Im Bad selbst platzieren sich Philharmonie und Vokalenensemble (stilecht in weißen Bademänteln) am linken Beckenrand, eine Bläserkombo spielt den Eröffnungsmarsch aus dem blauen Nass heraus. Alles hier lebt, alles ist Bühne.

Besonders ins Auge sticht die Tatsache, wie homogen die einzelnen Bausteine während des Dramas ineinander greifen. Das Orchester etwa agiert unter der Anleitung von Dirigent Steffen Schreyer als erzählerisches Element. „Die Zusammenarbeit mit Intendant Beat Fehlmann wird immer selbstverständlicher. Das liegt auch am Spaß, den wir zusammen entwickeln“, erklärt Regisseur Felix Strasser, der seine Schauspieltruppe abermals als wildes, choreografiertes Rudel inszeniert und als mehrköpfigen Hydra-Organismus einsetzt, der Shakespeares Klassiker aktiv dechiffriert und dekonstruiert.

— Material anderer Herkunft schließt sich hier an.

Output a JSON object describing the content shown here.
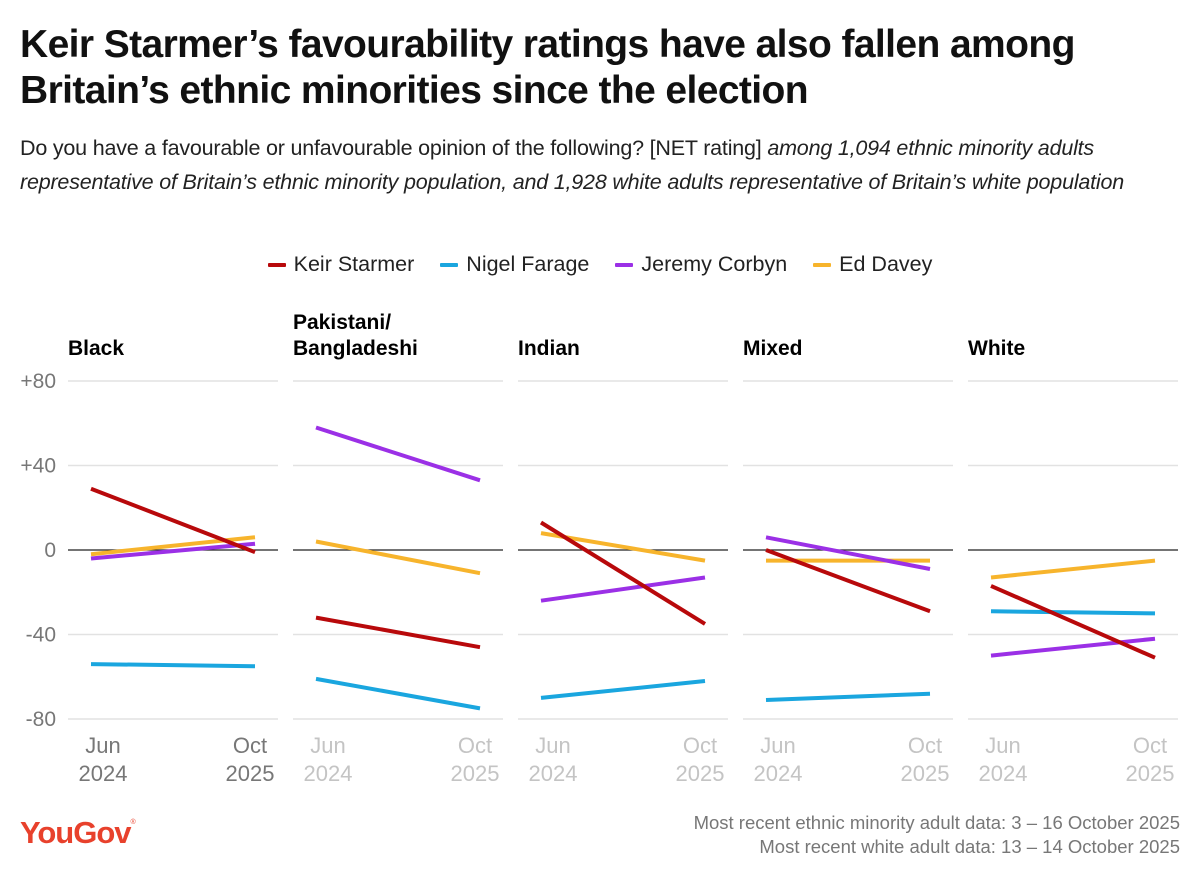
{
  "header": {
    "title": "Keir Starmer’s favourability ratings have also fallen among Britain’s ethnic minorities since the election",
    "subtitle_plain": "Do you have a favourable or unfavourable opinion of the following? [NET rating]",
    "subtitle_italic": "among 1,094 ethnic minority adults representative of Britain’s ethnic minority population, and 1,928 white adults representative of Britain’s white population"
  },
  "footer": {
    "logo": "YouGov",
    "logo_mark": "®",
    "note_1": "Most recent ethnic minority adult data: 3 – 16 October 2025",
    "note_2": "Most recent white adult data: 13 – 14 October 2025"
  },
  "chart_data": {
    "type": "line",
    "title": "Keir Starmer’s favourability ratings have also fallen among Britain’s ethnic minorities since the election",
    "ylabel": "NET rating",
    "ylim": [
      -80,
      80
    ],
    "yticks": [
      80,
      40,
      0,
      -40,
      -80
    ],
    "ytick_labels": [
      "+80",
      "+40",
      "0",
      "-40",
      "-80"
    ],
    "x": [
      "Jun 2024",
      "Oct 2025"
    ],
    "x_labels": [
      [
        "Jun",
        "2024"
      ],
      [
        "Oct",
        "2025"
      ]
    ],
    "grid": true,
    "legend_position": "top-center",
    "series_meta": [
      {
        "name": "Keir Starmer",
        "color": "#b8090b"
      },
      {
        "name": "Nigel Farage",
        "color": "#1aa6df"
      },
      {
        "name": "Jeremy Corbyn",
        "color": "#9b30e6"
      },
      {
        "name": "Ed Davey",
        "color": "#f7b42c"
      }
    ],
    "panels": [
      {
        "title": [
          "Black"
        ],
        "series": [
          {
            "name": "Ed Davey",
            "values": [
              -2,
              6
            ]
          },
          {
            "name": "Jeremy Corbyn",
            "values": [
              -4,
              3
            ]
          },
          {
            "name": "Nigel Farage",
            "values": [
              -54,
              -55
            ]
          },
          {
            "name": "Keir Starmer",
            "values": [
              29,
              -1
            ]
          }
        ]
      },
      {
        "title": [
          "Pakistani/",
          "Bangladeshi"
        ],
        "series": [
          {
            "name": "Ed Davey",
            "values": [
              4,
              -11
            ]
          },
          {
            "name": "Jeremy Corbyn",
            "values": [
              58,
              33
            ]
          },
          {
            "name": "Nigel Farage",
            "values": [
              -61,
              -75
            ]
          },
          {
            "name": "Keir Starmer",
            "values": [
              -32,
              -46
            ]
          }
        ]
      },
      {
        "title": [
          "Indian"
        ],
        "series": [
          {
            "name": "Ed Davey",
            "values": [
              8,
              -5
            ]
          },
          {
            "name": "Jeremy Corbyn",
            "values": [
              -24,
              -13
            ]
          },
          {
            "name": "Nigel Farage",
            "values": [
              -70,
              -62
            ]
          },
          {
            "name": "Keir Starmer",
            "values": [
              13,
              -35
            ]
          }
        ]
      },
      {
        "title": [
          "Mixed"
        ],
        "series": [
          {
            "name": "Ed Davey",
            "values": [
              -5,
              -5
            ]
          },
          {
            "name": "Jeremy Corbyn",
            "values": [
              6,
              -9
            ]
          },
          {
            "name": "Nigel Farage",
            "values": [
              -71,
              -68
            ]
          },
          {
            "name": "Keir Starmer",
            "values": [
              0,
              -29
            ]
          }
        ]
      },
      {
        "title": [
          "White"
        ],
        "series": [
          {
            "name": "Ed Davey",
            "values": [
              -13,
              -5
            ]
          },
          {
            "name": "Jeremy Corbyn",
            "values": [
              -50,
              -42
            ]
          },
          {
            "name": "Nigel Farage",
            "values": [
              -29,
              -30
            ]
          },
          {
            "name": "Keir Starmer",
            "values": [
              -17,
              -51
            ]
          }
        ]
      }
    ]
  }
}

Im finalen Akt erfolgt dann die komplette Verdichtung. Romeo (aka Roman) erwürgt sich mit Hilfe einer Schaumstoff-Wasserschlange, auch Julia treibt wenig später tot im Wasser. Die Clans erfrieren als Tableaux Vivant. Davor aber rappt Fabian Greiner einen selbst geschriebenen Song, den Refrain übernimmt Amy-Darstellerin Mela Breucker – aus dem Wassersprudler der Therme. Den Beat dazu liefert die Philharmonie, indem sie Edvard Griegs „In der Halle des Bergkönigs“ sampled und schichtet. Krass!

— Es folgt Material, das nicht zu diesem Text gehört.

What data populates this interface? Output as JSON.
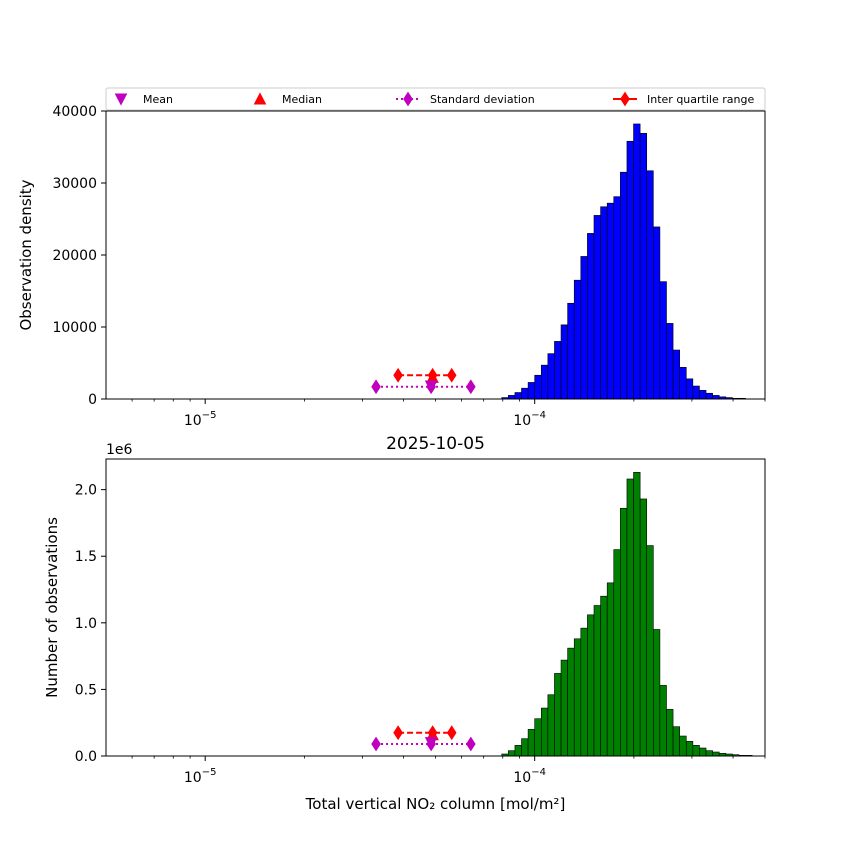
{
  "chart_data": [
    {
      "type": "bar",
      "xscale": "log",
      "xlim": [
        5e-06,
        0.0005
      ],
      "ylim": [
        0,
        40000
      ],
      "xlabel": "",
      "ylabel": "Observation density",
      "title": "",
      "colors": {
        "bar_fill": "#0000ff",
        "bar_edge": "#000000"
      },
      "x_ticks": [
        {
          "value": 1e-05,
          "base": "10",
          "exp": "−5"
        },
        {
          "value": 0.0001,
          "base": "10",
          "exp": "−4"
        }
      ],
      "y_ticks": [
        {
          "value": 0,
          "label": "0"
        },
        {
          "value": 10000,
          "label": "10000"
        },
        {
          "value": 20000,
          "label": "20000"
        },
        {
          "value": 30000,
          "label": "30000"
        },
        {
          "value": 40000,
          "label": "40000"
        }
      ],
      "bins_log10": {
        "start": -5.3,
        "width": 0.02
      },
      "values": [
        0,
        0,
        0,
        0,
        0,
        0,
        0,
        0,
        0,
        0,
        0,
        0,
        0,
        0,
        0,
        0,
        0,
        0,
        0,
        0,
        0,
        0,
        0,
        0,
        0,
        0,
        0,
        0,
        0,
        0,
        0,
        0,
        0,
        0,
        0,
        0,
        0,
        0,
        0,
        0,
        0,
        0,
        0,
        0,
        0,
        0,
        0,
        0,
        0,
        0,
        0,
        0,
        0,
        0,
        0,
        0,
        0,
        0,
        0,
        0,
        200,
        500,
        900,
        1500,
        2300,
        3300,
        4700,
        6300,
        8000,
        10300,
        13300,
        16500,
        19800,
        23000,
        25500,
        26700,
        27200,
        28100,
        31500,
        35800,
        38200,
        36900,
        31700,
        23900,
        16300,
        10500,
        6800,
        4400,
        2800,
        1800,
        1200,
        800,
        500,
        300,
        200,
        100,
        100,
        0,
        0,
        0,
        0,
        0,
        0,
        0,
        0,
        0,
        0,
        0,
        0,
        0,
        0,
        0,
        0,
        0,
        0,
        0,
        0,
        0,
        0,
        0,
        0,
        0,
        0,
        0,
        0,
        0,
        0,
        0,
        0,
        0,
        0,
        0,
        0,
        0,
        0,
        0,
        0,
        0,
        0,
        0,
        0,
        0,
        0,
        0,
        0,
        0
      ],
      "markers": {
        "mean": {
          "x": 4.85e-05,
          "y": 1800
        },
        "median": {
          "x": 4.9e-05,
          "y": 3000
        },
        "std": {
          "x": [
            3.3e-05,
            4.85e-05,
            6.4e-05
          ],
          "y": 1700
        },
        "iqr": {
          "x": [
            3.85e-05,
            4.9e-05,
            5.6e-05
          ],
          "y": 3300
        }
      },
      "legend": {
        "placement": "top, above axes",
        "entries": [
          {
            "key": "mean",
            "label": "Mean",
            "color": "#bf00bf",
            "marker": "triangle-down"
          },
          {
            "key": "median",
            "label": "Median",
            "color": "#ff0000",
            "marker": "triangle-up"
          },
          {
            "key": "std",
            "label": "Standard deviation",
            "color": "#bf00bf",
            "marker": "diamond",
            "line": "dotted"
          },
          {
            "key": "iqr",
            "label": "Inter quartile range",
            "color": "#ff0000",
            "marker": "diamond",
            "line": "solid"
          }
        ]
      }
    },
    {
      "type": "bar",
      "xscale": "log",
      "xlim": [
        5e-06,
        0.0005
      ],
      "ylim": [
        0,
        2230000
      ],
      "title": "2025-10-05",
      "xlabel": "Total vertical NO₂ column [mol/m²]",
      "ylabel": "Number of observations",
      "y_offset_label": "1e6",
      "colors": {
        "bar_fill": "#008000",
        "bar_edge": "#000000"
      },
      "x_ticks": [
        {
          "value": 1e-05,
          "base": "10",
          "exp": "−5"
        },
        {
          "value": 0.0001,
          "base": "10",
          "exp": "−4"
        }
      ],
      "y_ticks": [
        {
          "value": 0,
          "label": "0.0"
        },
        {
          "value": 500000,
          "label": "0.5"
        },
        {
          "value": 1000000,
          "label": "1.0"
        },
        {
          "value": 1500000,
          "label": "1.5"
        },
        {
          "value": 2000000,
          "label": "2.0"
        }
      ],
      "bins_log10": {
        "start": -5.3,
        "width": 0.02
      },
      "values": [
        0,
        0,
        0,
        0,
        0,
        0,
        0,
        0,
        0,
        0,
        0,
        0,
        0,
        0,
        0,
        0,
        0,
        0,
        0,
        0,
        0,
        0,
        0,
        0,
        0,
        0,
        0,
        0,
        0,
        0,
        0,
        0,
        0,
        0,
        0,
        0,
        0,
        0,
        0,
        0,
        0,
        0,
        0,
        0,
        0,
        0,
        0,
        0,
        0,
        0,
        0,
        0,
        0,
        0,
        0,
        0,
        0,
        0,
        0,
        0,
        15000,
        40000,
        80000,
        130000,
        200000,
        280000,
        360000,
        460000,
        620000,
        720000,
        810000,
        880000,
        960000,
        1060000,
        1130000,
        1200000,
        1300000,
        1550000,
        1860000,
        2080000,
        2130000,
        1930000,
        1580000,
        950000,
        530000,
        350000,
        220000,
        150000,
        110000,
        80000,
        60000,
        40000,
        30000,
        20000,
        15000,
        10000,
        5000,
        5000,
        0,
        0,
        0,
        0,
        0,
        0,
        0,
        0,
        0,
        0,
        0,
        0,
        0,
        0,
        0,
        0,
        0,
        0,
        0,
        0,
        0,
        0,
        0,
        0,
        0,
        0,
        0,
        0,
        0,
        0,
        0,
        0,
        0,
        0,
        0,
        0,
        0,
        0,
        0,
        0,
        0,
        0,
        0,
        0,
        0,
        0,
        0,
        0,
        0
      ],
      "markers": {
        "mean": {
          "x": 4.85e-05,
          "y": 100000
        },
        "median": {
          "x": 4.9e-05,
          "y": 160000
        },
        "std": {
          "x": [
            3.3e-05,
            4.85e-05,
            6.4e-05
          ],
          "y": 90000
        },
        "iqr": {
          "x": [
            3.85e-05,
            4.9e-05,
            5.6e-05
          ],
          "y": 175000
        }
      }
    }
  ]
}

Nicht jedes präsentierte Motiv ist dabei revolutionär, nicht jede Idee zündet. Der eine oder andere Kunstsprung endet als schmerzhafter Bauchplatscher. Doch auch das Scheitern gehört zum Konzept des Alles-Riskierens. Die schiere Fülle der präsentierten Impulse aber macht „Liebe Macht Nass“ zu einem faszinierenden und einzigartigen Abenteuer. Im Zentrum die Frage: Für was lohnt es sich zu kämpfen? Daran anknüpfend die Botschaft: Wenn du keinen Raum zum spielen hast, dann such dir einen. Stürz dich ins Geschehen. Ins pulsierende Leben. Kopf voraus ins nächste Experiment!

Die letzte Aufführung von "Liebe macht Nass" am Samstag ist ausverkauft. Möglicherweise gibt es an der Abendkasse Restkarten.